UC Davis hosts Arctic Indigeneities, Media and Social Justice Symposium

The Arctic Indigeneities, Media and Social Justice Symposium, held at UC Davis from March 12-14, demonstrated what’s possible with rigorous interdisciplinary study and socially engaged scholarship.
The symposium combined cross-disciplinary forums, scholarly research presentations, visual art exhibits, interactive workshops, and lecture-demonstrations and performances by Inuit vocalists Tanya Tagaq and Celina Kalluk..
Jessica Bissett Perea, assistant professor of Native American Studies, and Christyann Darwent, professor of Anthropology, co-organized the symposium to bring together scholars and artists of the circumpolar north for a new Arctic Studies Working Group. The symposium combined cross-disciplinary forums, scholarly presentations, visual art exhibits, interactive workshops, and breathtaking lecture-demonstrations and performances by Inuit vocalists Tanya Tagaq and Celina Kalluk.
The symposium kicked off with a provocative conversation on “Decolonizing Ethnomusicology” with renowned ethnomusicologist Beverly Diamond, from the Memorial University of Newfoundland.  The meeting brought together faculty and students from musicology, ethnomusicology, Native American Studies and Cultural Studies.  The opening forum interrogated the methods and history of a discipline that has often focused on music of indigenous peoples and/or developing countries.  The conversation was organized in part around the controversial new field of “settler colonial studies,” which some charge reproduces the colonial and white privilege it seeks to unsettle.
Highlights also included a fascinating lecture-demonstration of traditional Inuit vocal games with Tanya Tagaq and Celina Kalluk, cousins from the Nanuvut Territory of Canada.
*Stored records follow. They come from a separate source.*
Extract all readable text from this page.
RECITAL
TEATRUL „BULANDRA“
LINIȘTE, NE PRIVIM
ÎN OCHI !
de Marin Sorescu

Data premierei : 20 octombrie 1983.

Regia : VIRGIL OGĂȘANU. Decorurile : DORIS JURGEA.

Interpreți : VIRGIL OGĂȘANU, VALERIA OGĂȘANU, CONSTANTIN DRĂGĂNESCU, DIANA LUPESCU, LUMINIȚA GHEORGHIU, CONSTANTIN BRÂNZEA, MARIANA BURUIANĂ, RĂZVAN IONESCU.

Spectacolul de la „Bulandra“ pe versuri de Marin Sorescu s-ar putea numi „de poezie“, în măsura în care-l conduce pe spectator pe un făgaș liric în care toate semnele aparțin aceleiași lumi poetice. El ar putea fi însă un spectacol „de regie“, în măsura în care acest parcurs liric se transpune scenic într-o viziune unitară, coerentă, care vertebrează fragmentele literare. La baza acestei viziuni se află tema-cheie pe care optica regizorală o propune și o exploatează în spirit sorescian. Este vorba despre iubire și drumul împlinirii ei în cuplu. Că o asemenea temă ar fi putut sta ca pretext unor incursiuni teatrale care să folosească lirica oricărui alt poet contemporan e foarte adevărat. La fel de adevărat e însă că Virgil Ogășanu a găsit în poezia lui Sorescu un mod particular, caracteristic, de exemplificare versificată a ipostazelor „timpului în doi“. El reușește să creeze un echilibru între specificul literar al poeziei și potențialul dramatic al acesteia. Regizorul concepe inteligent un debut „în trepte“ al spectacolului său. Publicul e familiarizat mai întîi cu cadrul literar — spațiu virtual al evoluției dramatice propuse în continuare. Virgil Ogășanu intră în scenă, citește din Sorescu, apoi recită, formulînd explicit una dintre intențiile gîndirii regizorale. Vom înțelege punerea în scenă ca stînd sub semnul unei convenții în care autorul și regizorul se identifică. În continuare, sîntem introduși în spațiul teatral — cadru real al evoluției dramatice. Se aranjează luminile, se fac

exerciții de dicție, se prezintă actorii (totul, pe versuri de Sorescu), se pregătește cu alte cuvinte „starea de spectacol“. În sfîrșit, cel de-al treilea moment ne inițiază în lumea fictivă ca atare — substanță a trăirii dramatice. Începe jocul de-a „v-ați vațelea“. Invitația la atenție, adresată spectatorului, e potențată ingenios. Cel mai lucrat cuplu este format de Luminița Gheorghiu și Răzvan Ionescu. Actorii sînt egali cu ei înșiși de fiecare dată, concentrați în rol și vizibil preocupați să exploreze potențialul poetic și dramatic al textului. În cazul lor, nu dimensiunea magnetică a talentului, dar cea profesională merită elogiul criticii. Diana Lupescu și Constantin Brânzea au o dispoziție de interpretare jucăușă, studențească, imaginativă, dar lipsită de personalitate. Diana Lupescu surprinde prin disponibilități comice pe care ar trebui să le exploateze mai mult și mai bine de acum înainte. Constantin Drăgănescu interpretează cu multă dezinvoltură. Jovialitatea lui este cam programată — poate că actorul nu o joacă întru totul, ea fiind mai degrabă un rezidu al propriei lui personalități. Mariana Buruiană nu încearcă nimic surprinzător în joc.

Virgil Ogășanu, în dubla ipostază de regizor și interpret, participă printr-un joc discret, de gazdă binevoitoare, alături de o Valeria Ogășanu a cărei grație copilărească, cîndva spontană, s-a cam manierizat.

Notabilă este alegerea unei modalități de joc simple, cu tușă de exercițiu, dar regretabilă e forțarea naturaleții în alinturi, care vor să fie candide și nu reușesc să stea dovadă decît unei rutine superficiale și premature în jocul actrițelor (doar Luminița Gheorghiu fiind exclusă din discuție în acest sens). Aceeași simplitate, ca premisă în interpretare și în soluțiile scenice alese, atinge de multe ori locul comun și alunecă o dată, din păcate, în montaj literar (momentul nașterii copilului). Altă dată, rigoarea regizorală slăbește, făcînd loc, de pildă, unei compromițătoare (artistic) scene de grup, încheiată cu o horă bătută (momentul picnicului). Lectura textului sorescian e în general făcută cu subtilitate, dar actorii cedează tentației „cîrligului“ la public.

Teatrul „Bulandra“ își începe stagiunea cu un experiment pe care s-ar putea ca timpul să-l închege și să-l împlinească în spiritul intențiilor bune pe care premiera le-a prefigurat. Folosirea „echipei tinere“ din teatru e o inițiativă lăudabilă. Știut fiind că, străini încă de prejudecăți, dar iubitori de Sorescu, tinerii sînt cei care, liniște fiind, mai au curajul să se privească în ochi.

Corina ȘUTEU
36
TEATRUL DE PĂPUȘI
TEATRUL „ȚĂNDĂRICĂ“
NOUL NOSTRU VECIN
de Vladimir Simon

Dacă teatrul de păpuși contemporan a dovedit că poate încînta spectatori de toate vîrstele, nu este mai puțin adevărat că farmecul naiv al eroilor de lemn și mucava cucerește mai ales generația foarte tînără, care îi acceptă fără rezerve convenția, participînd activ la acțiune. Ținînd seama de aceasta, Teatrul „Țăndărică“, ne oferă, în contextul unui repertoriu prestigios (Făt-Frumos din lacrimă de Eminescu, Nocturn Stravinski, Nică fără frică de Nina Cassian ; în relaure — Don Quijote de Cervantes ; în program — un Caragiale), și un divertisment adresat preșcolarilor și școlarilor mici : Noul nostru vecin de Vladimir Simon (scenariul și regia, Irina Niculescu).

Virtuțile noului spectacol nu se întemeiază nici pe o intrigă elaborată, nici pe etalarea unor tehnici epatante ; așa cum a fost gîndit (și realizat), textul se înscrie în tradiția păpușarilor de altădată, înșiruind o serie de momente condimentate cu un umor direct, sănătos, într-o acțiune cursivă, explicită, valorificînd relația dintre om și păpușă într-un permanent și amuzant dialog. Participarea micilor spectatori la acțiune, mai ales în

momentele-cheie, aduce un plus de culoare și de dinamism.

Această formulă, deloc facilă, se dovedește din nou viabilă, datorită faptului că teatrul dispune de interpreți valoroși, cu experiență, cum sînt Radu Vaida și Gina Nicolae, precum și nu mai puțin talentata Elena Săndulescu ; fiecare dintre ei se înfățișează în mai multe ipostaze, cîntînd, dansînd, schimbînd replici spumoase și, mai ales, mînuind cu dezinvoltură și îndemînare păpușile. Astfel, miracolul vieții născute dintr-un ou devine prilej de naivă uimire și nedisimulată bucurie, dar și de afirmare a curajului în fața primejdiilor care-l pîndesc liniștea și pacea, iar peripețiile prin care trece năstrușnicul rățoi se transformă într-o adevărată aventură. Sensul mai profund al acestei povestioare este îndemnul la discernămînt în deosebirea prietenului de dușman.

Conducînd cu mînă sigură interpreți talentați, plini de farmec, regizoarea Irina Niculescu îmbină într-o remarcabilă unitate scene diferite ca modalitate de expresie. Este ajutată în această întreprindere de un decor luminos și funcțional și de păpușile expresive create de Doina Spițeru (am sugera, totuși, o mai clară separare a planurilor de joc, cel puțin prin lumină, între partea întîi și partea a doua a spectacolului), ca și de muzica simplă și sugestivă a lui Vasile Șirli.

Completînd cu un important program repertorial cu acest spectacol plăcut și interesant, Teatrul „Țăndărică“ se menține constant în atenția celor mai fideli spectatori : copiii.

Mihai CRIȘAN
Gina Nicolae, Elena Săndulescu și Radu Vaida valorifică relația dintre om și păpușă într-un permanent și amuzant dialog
Tagaq’s album Animism has recently been awarded Canada’s prestigious Polaris Prize for best full-length album of the year, and a Juno award for Aboriginal Album of the Year.
While often referred to as throat singing, the traditional Inuit vocals that Tagaq incorporates on this album might better be referred to as “vocal games,” according to Bissett Perea, because of the spirit of play that animates the practice.  Tagaq and Kalluk demonstrated this at the lecture-demonstration in the C.N. Gorman Museum.  The first player to laugh loses the traditional vocal game, which is played by two women standing face-to-face.  So the lecture demonstration exuded joy as each “song” ended in peals of girlish laughter.
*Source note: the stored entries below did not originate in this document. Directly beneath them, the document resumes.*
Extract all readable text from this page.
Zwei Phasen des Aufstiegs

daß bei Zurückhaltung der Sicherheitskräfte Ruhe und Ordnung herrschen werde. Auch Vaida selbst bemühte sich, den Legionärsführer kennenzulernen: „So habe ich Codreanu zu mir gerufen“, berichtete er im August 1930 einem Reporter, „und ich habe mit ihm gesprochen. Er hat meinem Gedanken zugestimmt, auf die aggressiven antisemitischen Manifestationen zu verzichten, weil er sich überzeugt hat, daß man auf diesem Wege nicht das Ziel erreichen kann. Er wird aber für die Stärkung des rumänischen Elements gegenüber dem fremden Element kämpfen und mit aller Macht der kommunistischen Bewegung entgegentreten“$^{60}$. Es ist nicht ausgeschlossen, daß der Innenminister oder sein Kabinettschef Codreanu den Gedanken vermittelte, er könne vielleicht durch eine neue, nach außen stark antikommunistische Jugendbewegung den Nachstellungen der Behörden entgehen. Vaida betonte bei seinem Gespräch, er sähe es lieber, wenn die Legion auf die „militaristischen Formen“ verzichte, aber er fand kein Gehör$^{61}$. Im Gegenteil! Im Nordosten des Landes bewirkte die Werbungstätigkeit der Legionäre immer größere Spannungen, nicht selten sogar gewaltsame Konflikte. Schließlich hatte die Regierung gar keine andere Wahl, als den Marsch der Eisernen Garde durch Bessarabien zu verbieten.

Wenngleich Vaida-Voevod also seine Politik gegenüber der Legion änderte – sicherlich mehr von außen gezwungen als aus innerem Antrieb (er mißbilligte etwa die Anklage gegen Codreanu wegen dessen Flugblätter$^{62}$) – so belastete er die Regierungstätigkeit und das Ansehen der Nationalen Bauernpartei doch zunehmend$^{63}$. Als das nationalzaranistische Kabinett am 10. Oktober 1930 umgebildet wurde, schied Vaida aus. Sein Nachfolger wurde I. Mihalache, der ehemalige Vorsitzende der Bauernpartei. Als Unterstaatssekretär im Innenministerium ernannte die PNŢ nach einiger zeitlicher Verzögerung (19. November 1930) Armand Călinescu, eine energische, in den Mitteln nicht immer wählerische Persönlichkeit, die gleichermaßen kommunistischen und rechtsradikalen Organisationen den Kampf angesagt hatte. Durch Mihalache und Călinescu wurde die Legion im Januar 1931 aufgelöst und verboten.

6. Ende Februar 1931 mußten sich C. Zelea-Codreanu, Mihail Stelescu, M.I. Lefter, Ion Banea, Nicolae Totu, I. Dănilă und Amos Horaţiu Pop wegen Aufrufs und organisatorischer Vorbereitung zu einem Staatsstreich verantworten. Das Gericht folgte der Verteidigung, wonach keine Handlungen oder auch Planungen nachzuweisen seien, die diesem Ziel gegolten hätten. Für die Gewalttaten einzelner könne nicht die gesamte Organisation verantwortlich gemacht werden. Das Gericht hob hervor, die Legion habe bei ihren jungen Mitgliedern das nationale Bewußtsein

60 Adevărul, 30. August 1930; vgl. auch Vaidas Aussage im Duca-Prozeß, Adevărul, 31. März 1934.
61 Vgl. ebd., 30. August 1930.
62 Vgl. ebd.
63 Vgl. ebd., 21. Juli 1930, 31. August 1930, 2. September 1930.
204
Tagaq and Kalluk also showed their serious side in a dialogue titled “Arctic Cultural (In)Securities” with Arctic poet author and filmmaker Cathy Tagnak Rexford.  The informal dialogue included the women’s concerns about  poverty, and public health issues in far north indigenous communities, and missing and murdered Aboriginal women (According to the Native Women’s Association of Canada, between 2000 and 2008 roughly 10% of all female homicides in Canada were of Aboriginal women, who represent only 3% of the total population). Tagnak Rexford, Tagaq, and Kalluk also discussed their strategies of resistance and survival – their lively and thriving artistic practices high among them.
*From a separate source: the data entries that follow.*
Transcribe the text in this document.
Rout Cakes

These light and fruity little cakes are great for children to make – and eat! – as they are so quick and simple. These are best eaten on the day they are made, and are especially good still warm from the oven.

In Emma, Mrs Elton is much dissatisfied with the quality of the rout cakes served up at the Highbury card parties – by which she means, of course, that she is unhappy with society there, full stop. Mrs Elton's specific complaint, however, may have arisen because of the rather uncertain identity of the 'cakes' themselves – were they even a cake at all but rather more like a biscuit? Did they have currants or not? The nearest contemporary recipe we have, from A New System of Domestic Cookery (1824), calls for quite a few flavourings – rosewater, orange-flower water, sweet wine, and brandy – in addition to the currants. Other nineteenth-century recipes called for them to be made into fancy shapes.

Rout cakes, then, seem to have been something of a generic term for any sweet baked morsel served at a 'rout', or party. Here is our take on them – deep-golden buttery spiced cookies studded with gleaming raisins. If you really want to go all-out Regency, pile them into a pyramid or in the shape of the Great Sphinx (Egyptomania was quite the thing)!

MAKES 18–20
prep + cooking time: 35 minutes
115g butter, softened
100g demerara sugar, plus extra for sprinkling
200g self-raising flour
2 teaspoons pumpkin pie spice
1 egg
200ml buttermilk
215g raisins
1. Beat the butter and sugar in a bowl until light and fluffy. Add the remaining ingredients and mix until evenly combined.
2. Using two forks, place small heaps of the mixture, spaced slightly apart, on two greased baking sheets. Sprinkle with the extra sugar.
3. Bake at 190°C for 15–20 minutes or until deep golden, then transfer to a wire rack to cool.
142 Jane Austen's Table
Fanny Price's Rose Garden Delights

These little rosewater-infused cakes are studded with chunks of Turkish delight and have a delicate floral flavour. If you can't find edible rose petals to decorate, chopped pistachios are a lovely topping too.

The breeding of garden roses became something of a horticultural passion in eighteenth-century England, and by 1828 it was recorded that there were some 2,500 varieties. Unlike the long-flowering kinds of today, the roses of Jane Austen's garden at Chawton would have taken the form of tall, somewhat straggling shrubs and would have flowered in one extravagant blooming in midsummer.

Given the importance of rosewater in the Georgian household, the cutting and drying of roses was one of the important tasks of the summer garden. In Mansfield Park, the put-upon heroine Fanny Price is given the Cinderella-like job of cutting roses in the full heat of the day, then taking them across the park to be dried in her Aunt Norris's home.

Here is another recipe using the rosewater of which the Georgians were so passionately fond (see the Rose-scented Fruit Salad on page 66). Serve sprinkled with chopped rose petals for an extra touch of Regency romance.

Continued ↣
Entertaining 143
The symposium’s most spectacular element was Tagaq’s performances on Friday and Saturday nights with percussionist Jean Martin, violinist Jesse Zubot, and Kalluk. The group reclaimed the 1922 film Nanook of the North, which is sometimes billed as the first documentary and often discussed for its problematic depictions of Inuit people.  At the Mondavi Center’s Vanderhoef Studio Theatre, Tagaq, Kalluk, Zubot and Martin improvised a new soundtrack to the “silent” film that included Inuit vocal games, operatic melody lines and vocal histrionics that defied genre.
The symposium was made possible by grants from the UC Center for New Racial Studies and an Andrew Mellon Performing Arts grant, as well as support from the Native American Studies, Anthropology, Music, and Theater and Dance departments. In addition, the Office of the Chancellor and Executive Vice Chancellor and Provost; the dean’s offices in the divisions of Social Science and Humanities, Arts and Cultural Studies; the Hemispheric Institute of the Americas; the Herbert A. Young Society; the Institute for Social Sciences; and the Mondavi Center for the Performing Arts all contributed to this impressive interdisciplinary event.